LONDON – The UK’s Labour Party launched its leadership election process Thursday to select a successor to outgoing Prime Minister Keir Starmer, with veteran progressive politician Andy Burnham positioned as the only candidate and set to take the country’s highest office later this month.
The opening of nominations kicks off a short, orderly contest that appears all but decided before voting even begins. Other prospective challengers have already withdrawn from consideration, leaving Burnham as the sole hopeful. On Wednesday evening, former Defense Secretary Al Carns, who had publicly weighed a run for the leadership, confirmed he would not mount a challenge against Burnham.

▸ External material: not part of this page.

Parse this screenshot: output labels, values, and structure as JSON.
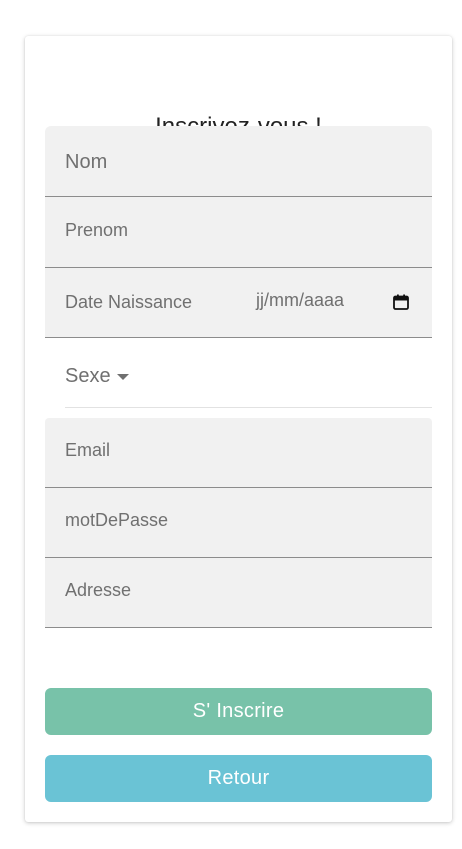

In an official statement announcing his decision, Carns noted that while he had hoped a public leadership contest would spark a robust, needed policy debate for the party, an extended period of internal factional politics is not what the UK public requires at this critical moment. “We’ve got to get on with the job of governing,” Carns wrote, adding “Andy Burnham’s earned this position and he’s got my full backing.”
Under Labour Party rules, any candidate must collect a minimum of 80 signatures from sitting Labour Members of Parliament to appear on the ballot. Burnham, the former 10-year mayor of Greater Manchester, is already on track to far surpass this threshold, according to party insiders.
Nominations will close on July 16, with an official confirmation of the new leader expected the following day. Following the announcement, Burnham will travel to Buckingham Palace for an audience with King Charles III on July 20, where he will formally be invited to form a government and take office as prime minister.
The leadership vacancy was created last month when Starmer announced he would step down immediately after his successor was chosen. Starmer, who led Labour to a landslide general election victory in 2024, saw his approval among both party members and the general public collapse over two years in office, undermined by repeated policy missteps and widely criticized judgment calls that eroded public trust in his leadership.
Burnham returned to national Parliament just last month, winning a special by-election after nearly a decade leading the major northern English metro region of Greater Manchester. He has campaigned on a platform of sweeping national economic change, promising to reverse almost 17 years of sluggish UK growth that began after the 2008 global financial crisis. His signature policy approach, branded “Manchesterism,” draws on his experience in regional government, and calls for combining private and public sector investment to upgrade underfunded national assets including transport networks, affordable housing, and core infrastructure.
Despite his momentum and united party backing, Burnham will inherit the same deep-seated challenges that plagued Starmer’s tenure. The UK continues to grapple with stagnant overall economic growth, strained and under-resourced public services, and ongoing cost-of-living pressures that have left millions of households facing financial hardship.
On foreign policy, Burnham has already signaled he will maintain broad continuity with the existing government’s approach. In an op-ed published in The Times of London, he confirmed that the UK’s “commitment to NATO and the U.K.’s nuclear deterrent will remain absolute.” He added that the country will continue to serve as a steadfast ally to the United States and maintain unwavering support for Ukraine in its ongoing conflict against Russian invasion.